皮革卸の丸喜 エナメルレザーなど中国産の扱い増やし安定供給へ

2026/05/27 17:30 更新NEW!


色のきれいなカーフなど20品番前後を新規に扱う(丸喜の27年春夏展から)

 中東情勢悪化によって、国内生産の皮革の供給に影響が出てきた。靴用途を主力にする大手皮革卸の丸喜は、中国産の上質なレザーの扱いを増やす。染色加工に必要なシンナー、ポリウレタン樹脂の流通が不安定になっており、革靴の定番品向けに安定共有のできる品種を揃えた。

 とりわけ婦人靴はエナメルレザーが欠かせないが、主力産地の和歌山のタンナー企業は塗膜用のポリウレタン樹脂の手配ができず、今秋冬以降の供給の見通しが立たなくなった。丸喜は早期に、中国のタンナー企業から代替のできるエナメルレザーを確保した。昨年から欧州のハイブランドに供給する数社との取引を始めていたことが役立った。品質検査で耐久性の高さも確認できている。当面は既存の取引先への安定供給を優先するため、エナメルレザーに関して新規の受注は休止している。
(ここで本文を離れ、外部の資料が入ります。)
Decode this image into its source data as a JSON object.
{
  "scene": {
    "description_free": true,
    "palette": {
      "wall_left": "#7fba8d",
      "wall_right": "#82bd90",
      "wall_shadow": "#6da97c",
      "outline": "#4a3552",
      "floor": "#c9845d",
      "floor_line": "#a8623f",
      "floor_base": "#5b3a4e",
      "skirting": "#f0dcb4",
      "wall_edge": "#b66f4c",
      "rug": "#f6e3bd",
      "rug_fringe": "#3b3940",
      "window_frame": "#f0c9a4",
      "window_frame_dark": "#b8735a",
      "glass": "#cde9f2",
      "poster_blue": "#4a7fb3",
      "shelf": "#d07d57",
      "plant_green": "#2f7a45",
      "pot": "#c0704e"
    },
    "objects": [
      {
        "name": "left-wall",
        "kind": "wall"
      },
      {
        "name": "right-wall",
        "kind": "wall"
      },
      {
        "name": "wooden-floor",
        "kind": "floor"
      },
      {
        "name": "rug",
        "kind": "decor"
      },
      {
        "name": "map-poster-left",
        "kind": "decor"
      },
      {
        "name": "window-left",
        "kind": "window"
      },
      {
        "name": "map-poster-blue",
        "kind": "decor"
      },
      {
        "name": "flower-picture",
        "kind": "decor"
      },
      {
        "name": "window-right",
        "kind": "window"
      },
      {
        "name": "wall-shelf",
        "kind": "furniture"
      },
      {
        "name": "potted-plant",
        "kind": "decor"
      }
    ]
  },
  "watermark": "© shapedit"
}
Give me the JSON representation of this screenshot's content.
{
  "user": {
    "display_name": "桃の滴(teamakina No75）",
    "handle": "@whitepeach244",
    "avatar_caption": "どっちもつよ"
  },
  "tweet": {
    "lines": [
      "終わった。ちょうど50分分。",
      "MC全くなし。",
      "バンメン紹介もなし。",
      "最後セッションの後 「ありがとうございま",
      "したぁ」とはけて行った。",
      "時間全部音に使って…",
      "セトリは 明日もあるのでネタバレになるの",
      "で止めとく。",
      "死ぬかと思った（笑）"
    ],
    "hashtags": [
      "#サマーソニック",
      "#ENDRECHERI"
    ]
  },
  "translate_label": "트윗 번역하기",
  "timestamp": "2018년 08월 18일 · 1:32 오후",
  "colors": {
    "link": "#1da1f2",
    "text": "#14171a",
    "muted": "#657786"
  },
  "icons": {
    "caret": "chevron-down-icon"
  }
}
 27年春夏に向けては新たに、革靴のつり込みがしやすく、色のきれいなカーフなど20品番前後を仕入れた。中国のタンナーは、イタリアのタンナー同様の設備を使って生産している。水溶性の塗料を使い、溶剤をほとんど使っていないという。最低受注数量はないため、1枚から購入できる。カーフで1デシ(10センチ四方)当たりの価格は90円。ブーツ向けにストレッチ性能の高いキッドも扱う。